Once you were convinced that your computer was infected, they might
walk you through the process of installing remote
access software - which is often used legitimately by tech support
people to allow them to make changes to a remote computer. Once that
was installed they could do what they wanted at your computer - often
installing bogus anti-virus software. (They may at that point ask for a
credit card number to pay for their 'service'.) Often, the installed
program does nasty things to your system - malware or ransomware and
requires that you pay to have it de-activated or removed.

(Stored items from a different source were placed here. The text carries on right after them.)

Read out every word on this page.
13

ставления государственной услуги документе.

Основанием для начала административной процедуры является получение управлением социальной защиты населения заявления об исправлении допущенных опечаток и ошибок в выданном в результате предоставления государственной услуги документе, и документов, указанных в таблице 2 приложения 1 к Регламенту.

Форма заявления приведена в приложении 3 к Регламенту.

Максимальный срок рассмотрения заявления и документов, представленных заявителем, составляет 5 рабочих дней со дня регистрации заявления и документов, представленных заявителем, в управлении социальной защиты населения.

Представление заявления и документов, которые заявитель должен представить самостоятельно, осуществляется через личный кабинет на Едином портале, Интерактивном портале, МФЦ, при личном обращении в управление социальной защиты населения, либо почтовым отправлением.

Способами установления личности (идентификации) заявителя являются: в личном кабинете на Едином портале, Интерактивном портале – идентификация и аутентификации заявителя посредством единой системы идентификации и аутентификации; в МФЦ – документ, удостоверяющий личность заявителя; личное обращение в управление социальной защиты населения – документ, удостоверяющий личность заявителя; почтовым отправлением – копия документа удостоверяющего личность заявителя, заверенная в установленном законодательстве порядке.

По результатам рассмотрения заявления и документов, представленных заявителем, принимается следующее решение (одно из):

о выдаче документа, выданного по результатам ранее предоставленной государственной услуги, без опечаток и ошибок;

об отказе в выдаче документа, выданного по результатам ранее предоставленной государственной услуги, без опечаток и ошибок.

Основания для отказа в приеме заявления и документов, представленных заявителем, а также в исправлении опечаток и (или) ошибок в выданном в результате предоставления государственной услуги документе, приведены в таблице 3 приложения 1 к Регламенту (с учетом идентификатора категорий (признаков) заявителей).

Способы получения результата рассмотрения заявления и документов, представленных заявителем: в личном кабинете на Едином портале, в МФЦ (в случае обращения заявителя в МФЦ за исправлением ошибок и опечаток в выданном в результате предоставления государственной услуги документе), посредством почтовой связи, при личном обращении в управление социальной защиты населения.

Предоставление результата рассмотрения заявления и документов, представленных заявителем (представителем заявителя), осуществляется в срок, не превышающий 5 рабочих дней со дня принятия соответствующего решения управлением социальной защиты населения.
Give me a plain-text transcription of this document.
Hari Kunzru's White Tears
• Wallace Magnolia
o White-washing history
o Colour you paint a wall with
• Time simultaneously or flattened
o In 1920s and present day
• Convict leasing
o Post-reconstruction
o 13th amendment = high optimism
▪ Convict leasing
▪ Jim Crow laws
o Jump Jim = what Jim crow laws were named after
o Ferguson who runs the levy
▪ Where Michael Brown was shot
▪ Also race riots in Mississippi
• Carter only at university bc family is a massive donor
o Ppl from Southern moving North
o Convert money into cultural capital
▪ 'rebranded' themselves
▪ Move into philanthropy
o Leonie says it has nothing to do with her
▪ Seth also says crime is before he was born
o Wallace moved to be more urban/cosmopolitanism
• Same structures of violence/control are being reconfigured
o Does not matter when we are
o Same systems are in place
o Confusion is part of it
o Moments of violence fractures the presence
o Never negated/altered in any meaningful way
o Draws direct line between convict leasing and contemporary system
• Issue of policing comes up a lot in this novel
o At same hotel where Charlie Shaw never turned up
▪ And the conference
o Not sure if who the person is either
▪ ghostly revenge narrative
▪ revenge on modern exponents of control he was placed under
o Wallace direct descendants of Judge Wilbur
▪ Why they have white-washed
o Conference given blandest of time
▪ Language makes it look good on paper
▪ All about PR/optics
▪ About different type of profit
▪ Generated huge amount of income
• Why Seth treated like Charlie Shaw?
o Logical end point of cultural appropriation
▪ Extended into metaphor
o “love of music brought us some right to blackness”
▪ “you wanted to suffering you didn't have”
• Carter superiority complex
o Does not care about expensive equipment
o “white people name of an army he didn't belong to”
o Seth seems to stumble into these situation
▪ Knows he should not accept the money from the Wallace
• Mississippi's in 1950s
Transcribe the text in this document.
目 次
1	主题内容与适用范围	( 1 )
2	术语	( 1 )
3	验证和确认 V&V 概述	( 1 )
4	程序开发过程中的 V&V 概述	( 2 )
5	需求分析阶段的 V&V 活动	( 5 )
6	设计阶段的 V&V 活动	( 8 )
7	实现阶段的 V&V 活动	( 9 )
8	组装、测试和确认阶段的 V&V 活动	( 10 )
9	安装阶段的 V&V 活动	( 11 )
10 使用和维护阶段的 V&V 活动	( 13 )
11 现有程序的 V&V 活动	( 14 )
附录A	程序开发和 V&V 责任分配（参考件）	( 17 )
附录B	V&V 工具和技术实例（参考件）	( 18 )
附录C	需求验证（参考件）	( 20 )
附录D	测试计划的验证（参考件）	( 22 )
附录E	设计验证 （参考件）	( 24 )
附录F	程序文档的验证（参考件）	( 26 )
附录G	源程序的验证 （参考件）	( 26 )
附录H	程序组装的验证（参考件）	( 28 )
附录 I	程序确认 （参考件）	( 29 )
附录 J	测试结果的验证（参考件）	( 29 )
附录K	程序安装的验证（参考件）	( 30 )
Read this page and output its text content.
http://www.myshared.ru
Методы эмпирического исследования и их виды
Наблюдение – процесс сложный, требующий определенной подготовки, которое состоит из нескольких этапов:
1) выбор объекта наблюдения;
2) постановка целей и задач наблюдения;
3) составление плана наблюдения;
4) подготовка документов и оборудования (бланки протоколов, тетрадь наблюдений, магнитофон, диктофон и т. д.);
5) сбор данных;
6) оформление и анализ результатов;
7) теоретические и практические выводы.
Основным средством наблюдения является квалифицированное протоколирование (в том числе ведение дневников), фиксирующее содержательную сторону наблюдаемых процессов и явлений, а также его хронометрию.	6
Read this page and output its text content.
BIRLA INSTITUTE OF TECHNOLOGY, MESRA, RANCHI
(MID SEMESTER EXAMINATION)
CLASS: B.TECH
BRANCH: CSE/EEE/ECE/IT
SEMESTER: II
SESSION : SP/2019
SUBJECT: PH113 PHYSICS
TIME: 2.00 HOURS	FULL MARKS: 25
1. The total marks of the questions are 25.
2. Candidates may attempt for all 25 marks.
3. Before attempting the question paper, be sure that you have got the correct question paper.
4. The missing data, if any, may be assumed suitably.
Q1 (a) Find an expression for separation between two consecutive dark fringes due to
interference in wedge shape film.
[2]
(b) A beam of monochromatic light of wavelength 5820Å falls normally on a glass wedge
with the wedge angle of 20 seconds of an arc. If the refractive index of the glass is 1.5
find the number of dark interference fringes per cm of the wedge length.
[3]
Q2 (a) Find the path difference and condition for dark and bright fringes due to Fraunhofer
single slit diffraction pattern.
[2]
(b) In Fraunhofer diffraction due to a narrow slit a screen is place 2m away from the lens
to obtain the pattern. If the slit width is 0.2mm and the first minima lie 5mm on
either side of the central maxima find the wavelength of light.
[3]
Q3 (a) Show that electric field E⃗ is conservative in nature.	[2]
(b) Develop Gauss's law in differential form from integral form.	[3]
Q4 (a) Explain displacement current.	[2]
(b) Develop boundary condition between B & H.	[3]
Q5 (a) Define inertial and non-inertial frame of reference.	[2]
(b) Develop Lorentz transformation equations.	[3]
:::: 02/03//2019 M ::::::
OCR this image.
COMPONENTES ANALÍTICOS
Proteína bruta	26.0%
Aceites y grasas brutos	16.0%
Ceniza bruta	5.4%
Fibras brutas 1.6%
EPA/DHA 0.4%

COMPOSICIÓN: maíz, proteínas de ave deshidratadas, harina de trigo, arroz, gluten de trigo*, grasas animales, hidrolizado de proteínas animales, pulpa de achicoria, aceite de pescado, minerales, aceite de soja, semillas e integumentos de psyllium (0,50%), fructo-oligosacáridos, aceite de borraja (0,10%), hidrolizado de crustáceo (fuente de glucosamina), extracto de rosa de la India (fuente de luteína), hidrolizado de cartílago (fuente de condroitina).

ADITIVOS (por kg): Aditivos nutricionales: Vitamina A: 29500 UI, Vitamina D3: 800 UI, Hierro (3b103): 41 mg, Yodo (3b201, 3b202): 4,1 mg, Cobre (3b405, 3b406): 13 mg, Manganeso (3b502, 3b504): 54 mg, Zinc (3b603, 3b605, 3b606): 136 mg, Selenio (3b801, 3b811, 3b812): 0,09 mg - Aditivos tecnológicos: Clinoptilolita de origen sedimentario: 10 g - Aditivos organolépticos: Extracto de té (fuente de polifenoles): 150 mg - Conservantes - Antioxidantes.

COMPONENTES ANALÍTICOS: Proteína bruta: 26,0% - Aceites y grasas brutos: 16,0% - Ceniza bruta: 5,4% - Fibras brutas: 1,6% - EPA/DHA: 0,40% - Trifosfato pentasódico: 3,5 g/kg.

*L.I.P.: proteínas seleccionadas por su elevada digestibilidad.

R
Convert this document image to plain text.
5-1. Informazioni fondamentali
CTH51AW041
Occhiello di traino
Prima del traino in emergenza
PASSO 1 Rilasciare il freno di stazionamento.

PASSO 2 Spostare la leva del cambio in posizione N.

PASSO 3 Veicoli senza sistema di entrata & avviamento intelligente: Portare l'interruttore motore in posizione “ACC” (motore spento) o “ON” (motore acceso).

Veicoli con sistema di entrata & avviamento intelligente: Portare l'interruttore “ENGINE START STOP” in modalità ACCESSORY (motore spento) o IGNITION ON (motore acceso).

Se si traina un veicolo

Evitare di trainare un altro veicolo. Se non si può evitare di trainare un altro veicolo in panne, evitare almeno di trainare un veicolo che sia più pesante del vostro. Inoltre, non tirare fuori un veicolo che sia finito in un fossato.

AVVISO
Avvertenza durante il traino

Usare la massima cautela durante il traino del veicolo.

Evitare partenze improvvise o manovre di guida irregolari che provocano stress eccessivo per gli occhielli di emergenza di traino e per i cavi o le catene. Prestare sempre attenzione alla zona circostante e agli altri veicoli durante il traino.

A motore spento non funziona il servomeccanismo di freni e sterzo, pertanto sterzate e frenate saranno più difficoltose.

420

See: Microsoft's advice: Hang up on tech
support scammers and We talked to Windows tech support scammers. Here's why you shouldn't
In a late-2016 twist on this scam, fake installers for Microsoft's
Security Essentials software claims that your computer is infected and
ask you to phone a number for help to get it cleaned up. See: Microsoft: Beware this fake Windows BSOD from tech support scammers' malware
Sometimes if your computer has been infected with ransomware, you'll
find that your computer's documents have been encrypted - and that only
the people who infected your computer know the secret password needed
to make them usable again.
In that case, the best thing you can do - best of a bad set of choices
- may be to pay up and hope that the ransomware will be removed.
Increasingly, ransomware has been targetting organizations like
hospitals and schools - but individuals are still being targetted as
See: Why ransomware is booming in 2016 and Beat Scammers With These Ransomware Decryption Tools
and Ransomware is about to get a lot worse, by holding your operating system hostage
Worst-case scenario: one more reason you need a backup strategy!
Whenever you have a computer problem, tech support people will ask if
you have a backup. Making backups means you have copies of your
documents and programs and can use the backup copy if some sort of
problem - anything from a physical hard drive crash to theft or other
loss to software disaster like ransomware or virus - makes it
impossible to use the original copy.
In a worst-case digital security situation, if you have a backup you -
or tech support people - can restore your computer to its original out
of the box condition, then restore your backup and get your computer
back to the state it was in when you made your backup. You would only
lose files created or changed since you made the backup. (This assumes
that your backup wasn't infected with whatever infected your computer!)
Windows 10, for instance, includes System Restore and Factory Restore options as well as a built-in backup program.